Perché non poteva più essere consentito ad imprese, che devono competere sul mercato globale, di impiegare ingenti risorse nel mantenere dei posti di lavoro improduttivi per i quali la retribuzione era comunque dovuta e pretesa, mentre la prestazione era soltanto un favore all’azienda. Contro Sergio Marchionne si schierarono tutti: governo, partiti, sindacati, grande stampa, tg di regime. Ci furono persino esponenti capaci e responsabili del Pd, pur favorevoli all’accordo, che dichiararono candidamente: «Di intese così, si fa questa, poi basta». Persino la Procura competente annunciò di aver aperto un fascicolo: un atto che ricordava molto il “tintinnar di manette”, che, in seguito abbiamo visto ripresentarsi di nuovo nell’assassinio premeditato dell’ex Ilva. Ma, nonostante quell’atmosfera, nel giugno del 2010, l’accordo fu stipulato e sottoscritto dai sindacati con l’eccezione della Fiom allora diretta da Maurizio Landini. Fu sottoposto al voto dei lavoratori che lo approvarono in modo netto (63%). Ma i nemici dell’accordo – che nel frattempo era stato esteso agli altri stabilimenti italiani del gruppo ormai multinazionale – non disarmarono.

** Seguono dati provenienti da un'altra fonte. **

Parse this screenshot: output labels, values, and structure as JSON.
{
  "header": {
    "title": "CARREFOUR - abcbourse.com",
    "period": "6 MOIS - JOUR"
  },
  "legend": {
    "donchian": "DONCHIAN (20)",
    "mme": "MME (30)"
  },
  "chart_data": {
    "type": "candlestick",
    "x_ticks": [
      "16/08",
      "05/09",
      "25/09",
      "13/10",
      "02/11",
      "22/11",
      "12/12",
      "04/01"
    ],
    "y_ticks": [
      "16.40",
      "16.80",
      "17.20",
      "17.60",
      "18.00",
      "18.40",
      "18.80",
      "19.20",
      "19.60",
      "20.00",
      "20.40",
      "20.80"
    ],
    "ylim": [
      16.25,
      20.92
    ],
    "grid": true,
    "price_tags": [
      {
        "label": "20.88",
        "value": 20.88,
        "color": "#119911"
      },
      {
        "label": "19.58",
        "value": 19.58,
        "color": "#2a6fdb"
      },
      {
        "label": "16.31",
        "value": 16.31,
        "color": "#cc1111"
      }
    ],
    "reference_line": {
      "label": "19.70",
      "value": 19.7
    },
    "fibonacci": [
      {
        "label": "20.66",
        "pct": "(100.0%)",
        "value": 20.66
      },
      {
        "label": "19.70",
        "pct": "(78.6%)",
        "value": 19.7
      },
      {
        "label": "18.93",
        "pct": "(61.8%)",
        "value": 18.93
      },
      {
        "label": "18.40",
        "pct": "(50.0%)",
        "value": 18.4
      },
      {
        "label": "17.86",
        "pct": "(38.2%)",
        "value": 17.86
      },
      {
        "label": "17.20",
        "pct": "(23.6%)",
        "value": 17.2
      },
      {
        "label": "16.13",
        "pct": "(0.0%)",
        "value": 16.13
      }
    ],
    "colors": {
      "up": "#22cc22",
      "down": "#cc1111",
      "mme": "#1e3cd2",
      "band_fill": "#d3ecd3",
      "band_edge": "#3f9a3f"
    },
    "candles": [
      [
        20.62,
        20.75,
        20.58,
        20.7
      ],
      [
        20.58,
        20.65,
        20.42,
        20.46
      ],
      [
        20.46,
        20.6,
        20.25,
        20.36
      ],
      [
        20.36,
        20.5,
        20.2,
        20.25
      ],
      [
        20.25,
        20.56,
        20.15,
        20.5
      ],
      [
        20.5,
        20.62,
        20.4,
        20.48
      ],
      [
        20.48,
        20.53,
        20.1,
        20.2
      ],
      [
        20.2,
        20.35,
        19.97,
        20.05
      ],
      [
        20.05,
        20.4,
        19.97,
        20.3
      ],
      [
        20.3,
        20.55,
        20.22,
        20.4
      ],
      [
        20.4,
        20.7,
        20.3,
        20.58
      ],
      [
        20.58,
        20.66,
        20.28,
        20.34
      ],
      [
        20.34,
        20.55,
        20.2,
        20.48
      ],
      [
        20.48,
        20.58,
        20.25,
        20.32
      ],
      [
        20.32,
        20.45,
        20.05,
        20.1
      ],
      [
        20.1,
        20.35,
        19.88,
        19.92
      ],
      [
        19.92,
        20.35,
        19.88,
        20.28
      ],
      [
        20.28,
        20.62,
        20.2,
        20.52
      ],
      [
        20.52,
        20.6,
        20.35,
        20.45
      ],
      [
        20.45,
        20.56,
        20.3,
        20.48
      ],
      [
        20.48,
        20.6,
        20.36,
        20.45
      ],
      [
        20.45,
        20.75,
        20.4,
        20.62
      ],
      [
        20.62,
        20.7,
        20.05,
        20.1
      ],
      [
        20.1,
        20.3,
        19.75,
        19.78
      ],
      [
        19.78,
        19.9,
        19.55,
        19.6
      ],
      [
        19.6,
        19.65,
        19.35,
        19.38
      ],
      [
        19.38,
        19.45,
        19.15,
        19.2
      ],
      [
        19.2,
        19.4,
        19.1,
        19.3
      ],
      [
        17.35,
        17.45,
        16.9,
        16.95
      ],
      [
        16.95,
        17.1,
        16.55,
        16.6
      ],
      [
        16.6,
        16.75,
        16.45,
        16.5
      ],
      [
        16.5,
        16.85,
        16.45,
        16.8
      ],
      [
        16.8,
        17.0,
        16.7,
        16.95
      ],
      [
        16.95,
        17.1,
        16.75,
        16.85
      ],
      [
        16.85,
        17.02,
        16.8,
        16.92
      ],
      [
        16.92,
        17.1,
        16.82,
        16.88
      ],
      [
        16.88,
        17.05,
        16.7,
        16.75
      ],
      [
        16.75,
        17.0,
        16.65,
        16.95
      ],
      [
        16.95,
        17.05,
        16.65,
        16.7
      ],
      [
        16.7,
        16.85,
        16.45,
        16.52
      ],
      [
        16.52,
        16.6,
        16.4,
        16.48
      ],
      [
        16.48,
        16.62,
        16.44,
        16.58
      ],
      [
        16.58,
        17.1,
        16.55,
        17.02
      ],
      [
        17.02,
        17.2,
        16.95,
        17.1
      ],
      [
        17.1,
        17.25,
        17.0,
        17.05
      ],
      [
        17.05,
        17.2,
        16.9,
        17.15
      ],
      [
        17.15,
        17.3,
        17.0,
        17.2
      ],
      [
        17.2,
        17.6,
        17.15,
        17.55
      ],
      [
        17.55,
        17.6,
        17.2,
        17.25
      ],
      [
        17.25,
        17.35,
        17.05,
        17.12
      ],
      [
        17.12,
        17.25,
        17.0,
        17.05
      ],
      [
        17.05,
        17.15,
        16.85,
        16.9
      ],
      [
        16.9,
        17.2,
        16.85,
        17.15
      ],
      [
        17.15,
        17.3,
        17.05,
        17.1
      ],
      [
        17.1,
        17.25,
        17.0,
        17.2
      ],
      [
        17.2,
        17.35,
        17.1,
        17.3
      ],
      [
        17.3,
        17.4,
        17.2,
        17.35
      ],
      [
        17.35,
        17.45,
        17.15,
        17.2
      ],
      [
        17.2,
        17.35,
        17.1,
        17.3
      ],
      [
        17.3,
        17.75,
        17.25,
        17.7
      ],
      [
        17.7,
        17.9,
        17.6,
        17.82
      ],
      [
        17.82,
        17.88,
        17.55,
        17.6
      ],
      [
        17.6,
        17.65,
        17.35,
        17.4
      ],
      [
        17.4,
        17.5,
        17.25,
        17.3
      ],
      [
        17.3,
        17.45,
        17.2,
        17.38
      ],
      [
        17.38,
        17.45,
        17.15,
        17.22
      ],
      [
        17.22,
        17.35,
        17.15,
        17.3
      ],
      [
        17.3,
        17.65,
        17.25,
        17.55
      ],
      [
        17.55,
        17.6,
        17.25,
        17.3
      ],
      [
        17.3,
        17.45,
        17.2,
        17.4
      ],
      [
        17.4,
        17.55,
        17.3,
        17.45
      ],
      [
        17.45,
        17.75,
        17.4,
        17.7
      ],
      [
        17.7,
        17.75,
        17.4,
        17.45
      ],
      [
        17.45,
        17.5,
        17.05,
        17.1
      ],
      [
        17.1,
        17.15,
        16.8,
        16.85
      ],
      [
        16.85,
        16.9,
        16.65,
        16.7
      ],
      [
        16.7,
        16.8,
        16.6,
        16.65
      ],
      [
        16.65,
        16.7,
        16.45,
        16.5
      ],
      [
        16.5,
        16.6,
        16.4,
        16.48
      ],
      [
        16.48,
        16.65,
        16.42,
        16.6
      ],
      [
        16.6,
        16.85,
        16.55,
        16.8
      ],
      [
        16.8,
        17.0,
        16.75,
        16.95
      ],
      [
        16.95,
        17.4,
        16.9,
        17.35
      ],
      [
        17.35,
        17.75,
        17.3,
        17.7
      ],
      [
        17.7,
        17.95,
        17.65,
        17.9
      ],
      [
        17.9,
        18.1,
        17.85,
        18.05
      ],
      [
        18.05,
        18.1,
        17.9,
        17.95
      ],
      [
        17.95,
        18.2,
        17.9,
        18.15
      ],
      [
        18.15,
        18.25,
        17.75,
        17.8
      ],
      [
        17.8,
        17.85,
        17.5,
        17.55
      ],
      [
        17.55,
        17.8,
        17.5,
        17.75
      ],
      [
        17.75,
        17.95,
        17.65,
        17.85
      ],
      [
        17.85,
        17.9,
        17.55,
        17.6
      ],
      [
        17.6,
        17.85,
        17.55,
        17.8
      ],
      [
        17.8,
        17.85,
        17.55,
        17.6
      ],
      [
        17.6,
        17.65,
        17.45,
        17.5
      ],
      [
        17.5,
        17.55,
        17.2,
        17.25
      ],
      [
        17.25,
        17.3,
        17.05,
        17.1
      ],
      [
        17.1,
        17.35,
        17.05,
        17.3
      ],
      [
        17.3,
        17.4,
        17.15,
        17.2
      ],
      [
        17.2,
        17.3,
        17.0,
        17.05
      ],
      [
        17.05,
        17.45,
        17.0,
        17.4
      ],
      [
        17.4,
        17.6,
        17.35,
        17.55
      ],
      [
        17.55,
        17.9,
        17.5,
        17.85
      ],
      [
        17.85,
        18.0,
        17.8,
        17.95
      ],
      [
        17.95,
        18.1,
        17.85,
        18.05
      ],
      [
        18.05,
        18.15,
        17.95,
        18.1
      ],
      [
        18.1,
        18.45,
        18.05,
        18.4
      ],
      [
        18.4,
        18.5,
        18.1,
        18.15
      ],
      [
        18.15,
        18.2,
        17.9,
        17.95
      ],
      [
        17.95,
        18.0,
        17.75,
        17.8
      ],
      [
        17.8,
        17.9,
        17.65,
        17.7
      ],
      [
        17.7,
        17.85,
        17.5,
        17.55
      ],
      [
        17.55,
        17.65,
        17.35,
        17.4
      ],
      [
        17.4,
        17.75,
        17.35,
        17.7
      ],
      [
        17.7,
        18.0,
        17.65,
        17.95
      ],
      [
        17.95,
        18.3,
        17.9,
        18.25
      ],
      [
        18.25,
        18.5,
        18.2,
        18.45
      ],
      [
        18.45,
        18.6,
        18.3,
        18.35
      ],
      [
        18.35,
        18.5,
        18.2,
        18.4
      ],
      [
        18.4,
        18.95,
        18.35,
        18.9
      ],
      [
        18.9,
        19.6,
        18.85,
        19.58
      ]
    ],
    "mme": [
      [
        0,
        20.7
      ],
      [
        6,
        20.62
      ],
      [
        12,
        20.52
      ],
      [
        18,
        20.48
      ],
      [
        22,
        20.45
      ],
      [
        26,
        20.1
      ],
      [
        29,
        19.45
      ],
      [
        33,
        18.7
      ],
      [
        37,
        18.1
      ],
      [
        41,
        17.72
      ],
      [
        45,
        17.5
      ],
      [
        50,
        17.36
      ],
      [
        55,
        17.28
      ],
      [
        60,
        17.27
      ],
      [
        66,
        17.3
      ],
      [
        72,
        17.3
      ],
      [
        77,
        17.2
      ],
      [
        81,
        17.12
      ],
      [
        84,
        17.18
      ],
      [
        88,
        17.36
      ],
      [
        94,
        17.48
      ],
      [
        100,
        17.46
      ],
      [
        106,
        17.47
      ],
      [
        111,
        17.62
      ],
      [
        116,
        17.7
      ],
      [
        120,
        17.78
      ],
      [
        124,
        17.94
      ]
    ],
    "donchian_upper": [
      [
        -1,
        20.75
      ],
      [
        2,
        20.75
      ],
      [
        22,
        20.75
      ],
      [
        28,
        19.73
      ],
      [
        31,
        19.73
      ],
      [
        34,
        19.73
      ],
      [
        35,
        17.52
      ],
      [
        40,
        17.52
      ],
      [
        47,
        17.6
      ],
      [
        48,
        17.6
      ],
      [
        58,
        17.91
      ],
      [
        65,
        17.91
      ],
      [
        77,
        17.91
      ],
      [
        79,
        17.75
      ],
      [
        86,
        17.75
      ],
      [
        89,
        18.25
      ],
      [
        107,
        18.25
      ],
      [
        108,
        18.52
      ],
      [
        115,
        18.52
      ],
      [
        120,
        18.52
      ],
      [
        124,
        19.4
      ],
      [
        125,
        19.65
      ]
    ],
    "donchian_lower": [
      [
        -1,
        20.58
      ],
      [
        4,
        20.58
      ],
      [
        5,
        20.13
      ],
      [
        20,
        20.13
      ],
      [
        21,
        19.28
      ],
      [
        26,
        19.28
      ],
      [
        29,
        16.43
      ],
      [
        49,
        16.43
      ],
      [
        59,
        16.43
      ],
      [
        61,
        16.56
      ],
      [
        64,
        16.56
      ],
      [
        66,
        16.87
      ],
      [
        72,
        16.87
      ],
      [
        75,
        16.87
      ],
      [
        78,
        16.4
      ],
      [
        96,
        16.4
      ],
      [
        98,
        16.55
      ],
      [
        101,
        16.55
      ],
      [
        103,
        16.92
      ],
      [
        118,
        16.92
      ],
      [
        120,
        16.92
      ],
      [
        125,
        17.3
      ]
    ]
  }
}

Si direbbe, quasi, che quella storia non sia più stata ripensata dal 2010 in poi. È rimasta la cronaca di una battaglia perduta dalla Fiom, ma (quasi) nessuno si è premurato di “raccontare” la nuova fabbrica, dove gli investimenti sono stati fatti, le tecnologie innovative introdotte, l’organizzazione del lavoro migliorata. La vertenza di Pomigliano d’Arco doveva transitare ai posteri come una Gettysburg campana, dove il sindacato, quello vero, era stato sconfitto, e la condizione operaia riportata indietro, i diritti calpestati e vilipesi. A rompere questa cortina di silenzio, a svelare l’ostracismo perpetrato nel corso di un decennio è venuto un libro, Fabbrica Futuro scritto a due mani per Egea, dallo stesso Marco Bentivogli e da Diodato Pirone, giornalista de Il Messaggero, che ha passato tutto questo tempo ad interrogarsi – incredulo – sui motivi di tanta omertà nei confronti di uno stabilimento tra i più moderni, sicuri e produttivi d’Europa.